The characterizations are also not particularly deep. Compared to his book version – a puny kid in a belligerent culture who remains somewhat of a social outcast throughout the series, even after he figures out how to train his dragon Toothless instead of killing it like the rest of his Viking clan want him to do – movie Hiccup (Jay Baruchel) is a bit more of a Mary Sue. In sci-fi/fantasy parlance, that means a character who’s too talented to be true: the (usually fanfic) author’s wish-fulfillment version of him- or herself. He’s depicted as a natural leader from the get-go. But we like him because he’s a peacemaker by instinct in a world where he’s constantly goaded to fight. To this reviewer’s hippie soul at least, it’s a refreshing message amongst the onslaught of action movies that idolize the confrontational hero.
The rather slight plot of How to Train Your Dragon 2 involves a villain named Drago (Djimon Hounsou) who employs a dragoncatcher named Eret (Game of Thrones’s Kit Harington) to round up unwilling recruits for his dragon army of world domination. Hiccup and his young pals Astrid (America Ferrera), Snotlout (Jonah Hill), Fishlegs (Christopher Mintz-Plasse) and the twins Tuffnut (T. J. Miller) and Ruffnut (Kristen Wiig) set out to recapture the ensnared Toothless, get captured themselves and so on.
In the process Hiccup discovers a spectacular secret haven for thousands of dragons of every imaginable variety, liberated by a mysterious figure who turns out to be his long-lost mother Valka (Cate Blanchett) – spoilery, I know, but it happens fairly early in the film and is hard not to mention. Thus Hiccup is supplied with the genetic explanation for why his personality differs so much from that of his gruff father Stoick the Vast (Gerard Butler), who is finally learning to appreciate him properly. Rendered in a touching dance sequence (to music that sounds a lot more Scots than Norse), the reunion of Valka and Stoick shows us the Viking chieftain’s sentimental side.
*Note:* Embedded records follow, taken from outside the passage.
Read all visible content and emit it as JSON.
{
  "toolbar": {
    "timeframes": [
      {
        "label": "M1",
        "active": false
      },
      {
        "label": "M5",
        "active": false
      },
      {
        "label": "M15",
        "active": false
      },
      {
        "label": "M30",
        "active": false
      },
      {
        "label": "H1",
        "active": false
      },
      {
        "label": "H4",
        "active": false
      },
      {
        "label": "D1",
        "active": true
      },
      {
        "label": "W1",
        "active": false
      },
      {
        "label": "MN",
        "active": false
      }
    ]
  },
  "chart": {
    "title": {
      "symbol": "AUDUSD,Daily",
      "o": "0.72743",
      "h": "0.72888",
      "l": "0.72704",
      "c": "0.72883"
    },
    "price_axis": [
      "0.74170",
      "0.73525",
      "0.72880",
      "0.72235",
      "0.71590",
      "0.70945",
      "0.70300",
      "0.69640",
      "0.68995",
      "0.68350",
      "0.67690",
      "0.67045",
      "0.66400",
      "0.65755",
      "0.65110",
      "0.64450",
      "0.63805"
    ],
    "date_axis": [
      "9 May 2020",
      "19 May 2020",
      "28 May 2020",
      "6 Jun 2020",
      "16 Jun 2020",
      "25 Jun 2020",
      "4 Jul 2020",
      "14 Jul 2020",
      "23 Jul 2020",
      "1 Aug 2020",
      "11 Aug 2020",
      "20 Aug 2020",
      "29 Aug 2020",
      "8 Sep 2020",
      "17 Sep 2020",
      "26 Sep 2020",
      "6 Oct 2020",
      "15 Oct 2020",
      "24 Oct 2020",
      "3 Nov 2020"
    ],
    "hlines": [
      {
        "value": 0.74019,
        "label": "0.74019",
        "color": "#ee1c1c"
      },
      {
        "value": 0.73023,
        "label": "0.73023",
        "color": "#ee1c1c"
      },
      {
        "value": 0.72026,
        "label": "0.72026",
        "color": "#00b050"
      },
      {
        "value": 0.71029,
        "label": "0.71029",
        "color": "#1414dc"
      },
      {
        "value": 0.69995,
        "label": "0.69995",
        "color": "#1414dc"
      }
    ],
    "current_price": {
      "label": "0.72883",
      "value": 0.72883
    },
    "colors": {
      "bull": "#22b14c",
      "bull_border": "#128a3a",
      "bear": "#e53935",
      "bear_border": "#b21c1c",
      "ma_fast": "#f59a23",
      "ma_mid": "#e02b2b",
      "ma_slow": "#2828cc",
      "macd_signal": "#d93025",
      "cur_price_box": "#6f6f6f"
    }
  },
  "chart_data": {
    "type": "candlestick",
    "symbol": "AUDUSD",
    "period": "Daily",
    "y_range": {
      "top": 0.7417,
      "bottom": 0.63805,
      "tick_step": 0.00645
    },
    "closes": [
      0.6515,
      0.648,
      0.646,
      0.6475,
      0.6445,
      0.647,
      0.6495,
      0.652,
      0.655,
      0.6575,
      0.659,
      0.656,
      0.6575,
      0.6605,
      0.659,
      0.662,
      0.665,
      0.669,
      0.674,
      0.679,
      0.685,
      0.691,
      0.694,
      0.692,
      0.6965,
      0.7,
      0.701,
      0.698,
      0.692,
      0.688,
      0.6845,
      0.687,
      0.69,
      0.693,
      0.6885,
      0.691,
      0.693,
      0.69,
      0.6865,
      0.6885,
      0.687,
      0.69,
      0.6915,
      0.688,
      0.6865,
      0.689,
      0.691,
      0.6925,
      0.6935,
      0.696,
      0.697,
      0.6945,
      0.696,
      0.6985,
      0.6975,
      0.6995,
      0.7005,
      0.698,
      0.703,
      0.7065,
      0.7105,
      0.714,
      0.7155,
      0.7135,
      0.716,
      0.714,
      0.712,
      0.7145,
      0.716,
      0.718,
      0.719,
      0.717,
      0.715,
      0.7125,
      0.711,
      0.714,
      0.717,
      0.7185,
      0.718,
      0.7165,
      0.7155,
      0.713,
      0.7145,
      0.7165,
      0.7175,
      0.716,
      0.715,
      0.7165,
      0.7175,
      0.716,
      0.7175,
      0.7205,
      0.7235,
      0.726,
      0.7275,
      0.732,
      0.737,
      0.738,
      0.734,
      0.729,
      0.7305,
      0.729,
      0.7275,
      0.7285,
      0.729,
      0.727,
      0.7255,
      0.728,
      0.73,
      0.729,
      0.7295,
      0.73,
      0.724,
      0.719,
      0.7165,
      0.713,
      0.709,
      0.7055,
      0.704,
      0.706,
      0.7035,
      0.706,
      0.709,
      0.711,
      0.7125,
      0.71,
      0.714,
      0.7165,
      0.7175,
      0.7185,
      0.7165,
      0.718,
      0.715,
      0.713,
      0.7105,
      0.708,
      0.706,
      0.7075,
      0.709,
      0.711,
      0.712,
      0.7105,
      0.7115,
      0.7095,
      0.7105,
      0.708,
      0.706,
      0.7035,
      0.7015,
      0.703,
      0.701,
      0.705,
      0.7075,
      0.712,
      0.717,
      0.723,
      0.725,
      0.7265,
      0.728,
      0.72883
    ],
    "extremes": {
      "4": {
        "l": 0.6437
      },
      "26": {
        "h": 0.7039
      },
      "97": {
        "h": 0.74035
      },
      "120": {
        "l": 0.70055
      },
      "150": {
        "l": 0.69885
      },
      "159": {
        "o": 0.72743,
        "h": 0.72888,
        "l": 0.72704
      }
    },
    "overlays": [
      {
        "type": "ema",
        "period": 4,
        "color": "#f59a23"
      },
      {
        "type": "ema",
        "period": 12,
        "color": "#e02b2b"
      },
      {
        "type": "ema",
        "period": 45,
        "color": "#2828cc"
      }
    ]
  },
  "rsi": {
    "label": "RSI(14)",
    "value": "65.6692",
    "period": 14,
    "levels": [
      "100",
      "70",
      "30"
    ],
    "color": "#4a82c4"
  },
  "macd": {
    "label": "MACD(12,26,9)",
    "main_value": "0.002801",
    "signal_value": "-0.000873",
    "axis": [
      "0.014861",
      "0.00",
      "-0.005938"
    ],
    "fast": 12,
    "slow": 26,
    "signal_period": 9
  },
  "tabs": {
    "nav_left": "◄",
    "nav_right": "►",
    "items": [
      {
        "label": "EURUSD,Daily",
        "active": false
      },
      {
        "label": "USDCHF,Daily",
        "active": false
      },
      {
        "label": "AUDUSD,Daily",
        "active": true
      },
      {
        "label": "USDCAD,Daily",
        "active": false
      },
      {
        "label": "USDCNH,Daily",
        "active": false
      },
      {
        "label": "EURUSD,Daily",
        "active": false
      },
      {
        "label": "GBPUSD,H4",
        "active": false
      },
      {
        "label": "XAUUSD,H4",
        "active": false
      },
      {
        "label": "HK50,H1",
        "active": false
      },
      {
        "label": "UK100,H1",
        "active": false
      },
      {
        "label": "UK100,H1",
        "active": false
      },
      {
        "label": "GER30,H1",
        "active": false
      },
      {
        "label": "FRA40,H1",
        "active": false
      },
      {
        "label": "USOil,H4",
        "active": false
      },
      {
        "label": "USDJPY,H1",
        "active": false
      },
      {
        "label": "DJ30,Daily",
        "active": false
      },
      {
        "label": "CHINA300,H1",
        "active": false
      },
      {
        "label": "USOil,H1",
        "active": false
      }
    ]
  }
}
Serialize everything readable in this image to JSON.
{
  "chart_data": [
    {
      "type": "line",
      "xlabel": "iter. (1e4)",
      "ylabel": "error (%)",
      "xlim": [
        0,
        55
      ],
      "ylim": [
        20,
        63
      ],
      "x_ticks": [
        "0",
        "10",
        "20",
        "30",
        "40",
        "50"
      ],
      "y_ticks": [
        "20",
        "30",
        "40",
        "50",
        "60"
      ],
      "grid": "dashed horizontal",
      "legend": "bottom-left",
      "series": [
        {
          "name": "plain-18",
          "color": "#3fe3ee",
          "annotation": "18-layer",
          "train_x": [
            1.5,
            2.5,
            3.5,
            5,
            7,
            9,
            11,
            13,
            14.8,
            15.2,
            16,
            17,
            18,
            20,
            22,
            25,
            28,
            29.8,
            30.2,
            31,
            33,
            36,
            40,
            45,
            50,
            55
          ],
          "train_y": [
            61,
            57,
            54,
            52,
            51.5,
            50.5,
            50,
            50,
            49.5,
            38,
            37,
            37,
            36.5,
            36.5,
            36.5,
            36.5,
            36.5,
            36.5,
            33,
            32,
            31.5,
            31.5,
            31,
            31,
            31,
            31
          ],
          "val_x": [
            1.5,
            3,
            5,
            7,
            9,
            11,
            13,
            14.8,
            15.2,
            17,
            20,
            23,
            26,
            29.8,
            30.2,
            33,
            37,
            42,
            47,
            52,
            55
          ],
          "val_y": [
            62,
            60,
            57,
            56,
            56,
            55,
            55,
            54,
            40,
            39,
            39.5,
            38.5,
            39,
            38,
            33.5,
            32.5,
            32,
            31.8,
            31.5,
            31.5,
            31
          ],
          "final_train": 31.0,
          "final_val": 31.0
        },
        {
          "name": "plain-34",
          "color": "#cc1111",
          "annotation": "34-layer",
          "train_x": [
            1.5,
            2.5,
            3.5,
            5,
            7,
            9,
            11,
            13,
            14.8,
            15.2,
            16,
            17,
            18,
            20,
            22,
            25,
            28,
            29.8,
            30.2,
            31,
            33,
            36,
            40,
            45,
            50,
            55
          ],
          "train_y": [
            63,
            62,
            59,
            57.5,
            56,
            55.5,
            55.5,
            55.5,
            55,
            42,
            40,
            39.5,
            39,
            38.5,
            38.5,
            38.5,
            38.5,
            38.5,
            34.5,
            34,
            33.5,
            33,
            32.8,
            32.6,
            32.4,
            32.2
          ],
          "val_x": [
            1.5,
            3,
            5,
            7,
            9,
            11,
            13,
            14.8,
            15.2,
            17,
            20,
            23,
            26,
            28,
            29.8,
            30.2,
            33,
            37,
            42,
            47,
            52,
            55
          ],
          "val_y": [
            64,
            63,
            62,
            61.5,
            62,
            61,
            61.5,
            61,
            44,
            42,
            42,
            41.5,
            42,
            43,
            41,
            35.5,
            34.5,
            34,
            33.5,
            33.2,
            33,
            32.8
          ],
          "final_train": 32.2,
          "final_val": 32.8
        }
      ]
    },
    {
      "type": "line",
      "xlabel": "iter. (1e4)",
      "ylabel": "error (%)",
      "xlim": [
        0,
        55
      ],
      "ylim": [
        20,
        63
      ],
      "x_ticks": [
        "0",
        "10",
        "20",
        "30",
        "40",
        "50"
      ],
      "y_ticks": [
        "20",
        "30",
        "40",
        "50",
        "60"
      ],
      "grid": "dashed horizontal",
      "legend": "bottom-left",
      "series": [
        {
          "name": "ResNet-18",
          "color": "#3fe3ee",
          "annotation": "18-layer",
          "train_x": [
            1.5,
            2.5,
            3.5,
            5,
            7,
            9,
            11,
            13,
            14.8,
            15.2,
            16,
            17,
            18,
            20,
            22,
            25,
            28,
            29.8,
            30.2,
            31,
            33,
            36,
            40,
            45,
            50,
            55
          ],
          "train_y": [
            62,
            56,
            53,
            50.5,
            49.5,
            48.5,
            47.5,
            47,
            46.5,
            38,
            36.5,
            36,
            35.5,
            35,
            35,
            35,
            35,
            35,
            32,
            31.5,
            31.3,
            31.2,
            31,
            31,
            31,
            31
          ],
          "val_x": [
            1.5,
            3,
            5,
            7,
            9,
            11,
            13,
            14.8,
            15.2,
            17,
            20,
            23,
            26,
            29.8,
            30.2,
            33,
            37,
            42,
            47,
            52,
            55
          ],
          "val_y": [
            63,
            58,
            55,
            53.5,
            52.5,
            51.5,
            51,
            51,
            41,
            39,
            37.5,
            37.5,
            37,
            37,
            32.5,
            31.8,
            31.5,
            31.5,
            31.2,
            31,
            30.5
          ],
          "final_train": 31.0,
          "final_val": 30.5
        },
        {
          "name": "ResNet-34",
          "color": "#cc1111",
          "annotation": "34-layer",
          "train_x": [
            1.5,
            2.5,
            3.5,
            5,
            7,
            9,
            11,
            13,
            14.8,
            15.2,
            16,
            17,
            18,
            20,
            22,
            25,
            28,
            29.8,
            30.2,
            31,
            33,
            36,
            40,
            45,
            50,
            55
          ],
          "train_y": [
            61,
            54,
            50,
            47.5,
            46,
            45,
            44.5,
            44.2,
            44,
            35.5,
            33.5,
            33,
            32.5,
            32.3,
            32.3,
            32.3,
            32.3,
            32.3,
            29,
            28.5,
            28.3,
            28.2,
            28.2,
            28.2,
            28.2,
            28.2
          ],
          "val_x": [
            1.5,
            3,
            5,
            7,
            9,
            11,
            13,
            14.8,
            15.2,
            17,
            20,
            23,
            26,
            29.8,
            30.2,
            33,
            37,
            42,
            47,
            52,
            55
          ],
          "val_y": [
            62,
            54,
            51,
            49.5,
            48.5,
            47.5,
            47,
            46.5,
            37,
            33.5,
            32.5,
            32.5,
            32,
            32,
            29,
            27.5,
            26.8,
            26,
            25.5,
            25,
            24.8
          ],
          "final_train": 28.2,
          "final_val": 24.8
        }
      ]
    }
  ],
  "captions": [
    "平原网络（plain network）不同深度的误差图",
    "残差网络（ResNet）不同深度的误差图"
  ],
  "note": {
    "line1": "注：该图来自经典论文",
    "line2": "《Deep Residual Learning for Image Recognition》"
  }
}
But mostly it’s about the dragons, who look wildly different and are drawn with expressive-enough features to endow each one with a distinct personality. The dragons are just cool. Well, dragons are always cool; but these take dragonmaking animated art to a whole new level. And there’s an epic battle between two enormous alpha dragons that puts the recent Godzilla remake to shame. From the very first scene – a dragonback race that looks like a mashup of Quidditch and Buzkashi, with live sheep substituted for dead goats – the movie is jam-packed with giddy flying sequences that are superbly exciting in 3-D; you’ll feel like you’re on the world’s most state-of-the-art rollercoaster.
How to Train Your Dragon 2 tugs at the heartstrings just enough, is beautiful to look at and mildly comedic, but mostly just plain action-packed fun. It’s conceivable that it might even snap up the Best Animated Feature Oscar. Don’t pass this one up if you enjoy animation at all; the next crop of winners looks to be a long way away.